I have to say, for anyone who reads that, that seven different people write their own stories about watching their parents pass away from Alzheimer’s and being told that they are going to go in the same direction and then get better. If you can read that without a tear in your eye, I am impressed. You are a pretty tough person because they are amazing and beautiful stories. Of course, one woman talked about looking at her children and realizing she has the gene. The children had the gene. My, what is going to happen to them? She has recovered beautifully and is now realizing we have ended it with that generation. We should be able to end this disease in this generation.
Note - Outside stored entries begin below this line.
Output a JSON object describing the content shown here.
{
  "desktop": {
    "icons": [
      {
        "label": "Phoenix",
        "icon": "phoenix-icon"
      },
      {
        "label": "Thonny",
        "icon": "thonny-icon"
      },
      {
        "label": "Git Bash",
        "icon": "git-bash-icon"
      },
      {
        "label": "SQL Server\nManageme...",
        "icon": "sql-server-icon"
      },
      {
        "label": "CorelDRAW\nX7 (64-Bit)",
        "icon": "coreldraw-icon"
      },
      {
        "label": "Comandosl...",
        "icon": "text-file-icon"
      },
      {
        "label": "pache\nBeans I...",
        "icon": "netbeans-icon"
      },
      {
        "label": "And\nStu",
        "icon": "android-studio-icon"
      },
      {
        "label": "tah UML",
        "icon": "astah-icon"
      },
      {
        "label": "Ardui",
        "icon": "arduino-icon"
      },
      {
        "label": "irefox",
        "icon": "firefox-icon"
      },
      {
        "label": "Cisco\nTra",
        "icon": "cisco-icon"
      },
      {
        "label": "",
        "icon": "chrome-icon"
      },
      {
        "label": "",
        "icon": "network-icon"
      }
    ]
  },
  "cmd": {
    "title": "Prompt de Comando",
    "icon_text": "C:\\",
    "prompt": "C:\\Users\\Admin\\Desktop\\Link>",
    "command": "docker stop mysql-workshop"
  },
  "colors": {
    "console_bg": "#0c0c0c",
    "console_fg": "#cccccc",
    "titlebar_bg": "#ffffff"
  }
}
In those three books, you can also go to DrDaleBredesen.com. You can also look at Facebook, which is Dr. Dale Bredesen, on Instagram, or Twitter. Then, perhaps most importantly, we are now establishing the first place in the world where people can come for hope for neurodegenerative diseases. This is called the Precision Medicine Program for Neurodegenerative Disease. This will be at the Pacific Neuroscience Institute in Los Angeles. I am very enthusiastic about that. For the first time, we will be able to get these larger data sets that are needed. The other thing I should say is that there is a documentary that has been made on this work by NHK, which is the CNN of Japan, and it is now circulating. It just played at the Manhattan Film Festival, and it is circulating. I think it is going to play in Charlotte in September, in Charlotte, North Carolina. It is going around it. It is called Memories for Life: Reversing Alzheimer’s. If you get a chance, you can check that out as well.
Felice Gersh, MD
Well, this is a story of hope. I just always emphasize: know your risk; but the risk is not destiny. But if there is one thing that you have proven, it is that there is no destiny to have Alzheimer’s, no matter what your ancestors had or where you are even right now, in the vast majority of cases. Destiny is what you create, know your risk and then read these books. I can tell you, just be prepared and know I am in Orange County. I am going to come and visit. Okay, great place, and stay up on all of this. This is such amazing, groundbreaking work. Thank you for all you have done, and everyone out there should take action today. Do the things you can to keep your brain working well. I know I have read that the thing that is feared the most in a heart attack is not cancer; it is dementia. We can do all of this. What a story of hope. Thank you again so much for coming and joining me for this interview.
Dale Bredesen, MD
Thanks so much, Felice, for having me. It was great to talk to you.